By substituting these all we can write area as:
Area of OBAC = \[2\times \left( \int\limits_{0}^{-4+\sqrt{41}}{\sqrt{8x}dx}+\int\limits_{-4+\sqrt{41}}^{5}{\sqrt{25-{{x}^{2}}}dx} \right)\]
Let \[-4+\sqrt{41}\] = a. By basic integration, we know the formula:
\[\begin{align}
  & \Rightarrow \int{\sqrt{kx}dx}=\sqrt{k}\dfrac{{{x}^{\dfrac{3}{2}}}}{\dfrac{3}{2}}+C \\
 & \Rightarrow \int{\sqrt{{{a}^{2}}-{{x}^{2}}}dx}=\dfrac{x}{2}\sqrt{{{a}^{2}}-{{x}^{2}}}-\dfrac{{{a}^{2}}}{2}{{\sin }^{-1}}\dfrac{x}{a}+C \\
\end{align}\]
By using these are our area expression can be written as:
Area of OBAC = \[2\times \left[ \left[ \dfrac{2\sqrt{8}}{3}{{x}^{\dfrac{3}{2}}} \right]_{0}^{a}+\left[ \dfrac{x}{2}\sqrt{25-{{x}^{2}}}+\dfrac{25}{2}{{\sin }^{-1}}\dfrac{x}{a} \right]_{a}^{5} \right]\]
By substituting the limits we get expression as:
Area of OBAC = \[2\times \left[ \dfrac{4\sqrt{2}}{3}{{a}^{\dfrac{3}{2}}}-0+\dfrac{5}{2}\sqrt{25-25}+\dfrac{25}{2}{{\sin }^{-1}}\dfrac{5}{5}-\dfrac{a}{2}\sqrt{25-{{a}^{2}}}-\dfrac{25}{2}{{\sin }^{-1}}\dfrac{a}{5} \right]\]
By using \[{{\sin }^{-1}}1=\dfrac{\pi }{2}\] and then simplify more, we get:
Area of OBAC = \[2\times \left[ \dfrac{4\sqrt{2}}{3}{{a}^{\dfrac{3}{2}}}+\dfrac{25}{4}\pi -\dfrac{a}{2}\sqrt{25-{{a}^{2}}}-\dfrac{25}{2}{{\sin }^{-1}}\dfrac{a}{5} \right]\]
By multiplying 2 inside the bracket, we get area as:
Area of OBAC = \[\dfrac{8\sqrt{2}}{3}{{a}^{\dfrac{3}{2}}}-\dfrac{25\pi }{2}-a\sqrt{25-{{a}^{2}}}-25{{\sin }^{-1}}\dfrac{a}{5}\]
Therefore, area bounded by 2 curves is given by, \[\left( \dfrac{8\sqrt{2}}{3}{{a}^{\dfrac{3}{2}}}-\dfrac{25\pi }{2}-a\sqrt{25-{{a}^{2}}}-25{{\sin }^{-1}}\dfrac{a}{5} \right)\] square units. (where, a = \[-4+\sqrt{41}\]).

Note: We left the final expression in terms of a so that it looks simple.

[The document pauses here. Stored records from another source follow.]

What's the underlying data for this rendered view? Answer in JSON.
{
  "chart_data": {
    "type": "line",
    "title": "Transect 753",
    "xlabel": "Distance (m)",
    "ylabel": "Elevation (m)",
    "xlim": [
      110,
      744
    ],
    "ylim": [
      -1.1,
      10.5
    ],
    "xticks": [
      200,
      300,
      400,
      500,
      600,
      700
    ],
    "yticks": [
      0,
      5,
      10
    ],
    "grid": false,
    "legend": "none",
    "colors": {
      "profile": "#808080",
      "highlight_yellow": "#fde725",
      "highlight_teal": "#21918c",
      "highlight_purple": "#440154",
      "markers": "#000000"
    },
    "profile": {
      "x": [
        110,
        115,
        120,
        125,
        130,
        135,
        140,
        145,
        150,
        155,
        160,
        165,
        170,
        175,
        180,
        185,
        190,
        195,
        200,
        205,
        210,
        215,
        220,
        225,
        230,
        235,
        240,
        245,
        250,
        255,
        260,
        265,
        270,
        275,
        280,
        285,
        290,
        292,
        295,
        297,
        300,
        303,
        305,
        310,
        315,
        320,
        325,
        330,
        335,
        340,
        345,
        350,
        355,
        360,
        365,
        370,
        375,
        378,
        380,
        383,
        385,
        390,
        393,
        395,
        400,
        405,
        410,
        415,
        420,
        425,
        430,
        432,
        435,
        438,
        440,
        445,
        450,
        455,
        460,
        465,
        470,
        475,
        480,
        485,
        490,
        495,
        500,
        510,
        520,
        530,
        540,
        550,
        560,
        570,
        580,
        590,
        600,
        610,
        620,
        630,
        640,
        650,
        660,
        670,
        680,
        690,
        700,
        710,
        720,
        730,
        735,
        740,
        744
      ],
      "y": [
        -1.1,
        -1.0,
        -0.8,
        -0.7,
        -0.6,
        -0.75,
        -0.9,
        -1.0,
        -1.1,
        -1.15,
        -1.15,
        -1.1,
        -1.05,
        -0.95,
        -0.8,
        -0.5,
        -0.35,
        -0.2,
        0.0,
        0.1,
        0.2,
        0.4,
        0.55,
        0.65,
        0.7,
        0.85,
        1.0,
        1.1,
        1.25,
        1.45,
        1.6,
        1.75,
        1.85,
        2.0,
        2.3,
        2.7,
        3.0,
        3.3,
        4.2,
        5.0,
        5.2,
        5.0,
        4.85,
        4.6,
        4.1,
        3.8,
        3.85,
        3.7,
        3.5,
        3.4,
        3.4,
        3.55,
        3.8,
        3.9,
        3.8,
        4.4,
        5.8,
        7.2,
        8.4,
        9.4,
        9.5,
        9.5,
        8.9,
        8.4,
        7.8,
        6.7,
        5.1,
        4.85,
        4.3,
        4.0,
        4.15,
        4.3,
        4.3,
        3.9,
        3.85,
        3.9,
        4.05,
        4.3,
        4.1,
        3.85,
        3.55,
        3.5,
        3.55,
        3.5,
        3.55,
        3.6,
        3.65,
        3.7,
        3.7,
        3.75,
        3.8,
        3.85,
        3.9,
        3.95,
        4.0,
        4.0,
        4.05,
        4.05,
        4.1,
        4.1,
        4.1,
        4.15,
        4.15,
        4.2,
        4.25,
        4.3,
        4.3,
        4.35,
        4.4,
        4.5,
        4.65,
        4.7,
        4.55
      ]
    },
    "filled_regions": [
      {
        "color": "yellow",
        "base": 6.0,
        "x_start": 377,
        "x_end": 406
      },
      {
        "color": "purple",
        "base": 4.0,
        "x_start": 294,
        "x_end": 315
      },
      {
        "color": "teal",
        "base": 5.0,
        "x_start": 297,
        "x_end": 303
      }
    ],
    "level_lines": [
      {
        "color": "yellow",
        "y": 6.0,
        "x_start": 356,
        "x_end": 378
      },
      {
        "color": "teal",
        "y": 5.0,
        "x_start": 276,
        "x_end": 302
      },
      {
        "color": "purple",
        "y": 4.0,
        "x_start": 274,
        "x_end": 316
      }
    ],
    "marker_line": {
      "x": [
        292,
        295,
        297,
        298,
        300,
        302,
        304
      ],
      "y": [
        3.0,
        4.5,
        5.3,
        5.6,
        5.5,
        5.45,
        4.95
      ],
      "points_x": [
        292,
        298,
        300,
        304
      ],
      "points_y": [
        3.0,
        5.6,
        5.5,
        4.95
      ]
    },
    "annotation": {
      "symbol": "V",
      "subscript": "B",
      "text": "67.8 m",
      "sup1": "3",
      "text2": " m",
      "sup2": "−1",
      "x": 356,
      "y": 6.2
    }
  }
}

You can substitute it to solve but you will get a large expression. Don’t forget that the both x – values are the same because the distance of both intersection points from y – axis is the same. It is said by symmetry. Students generally confuse and take circles from points O to C but be careful you must take parabola from O to C.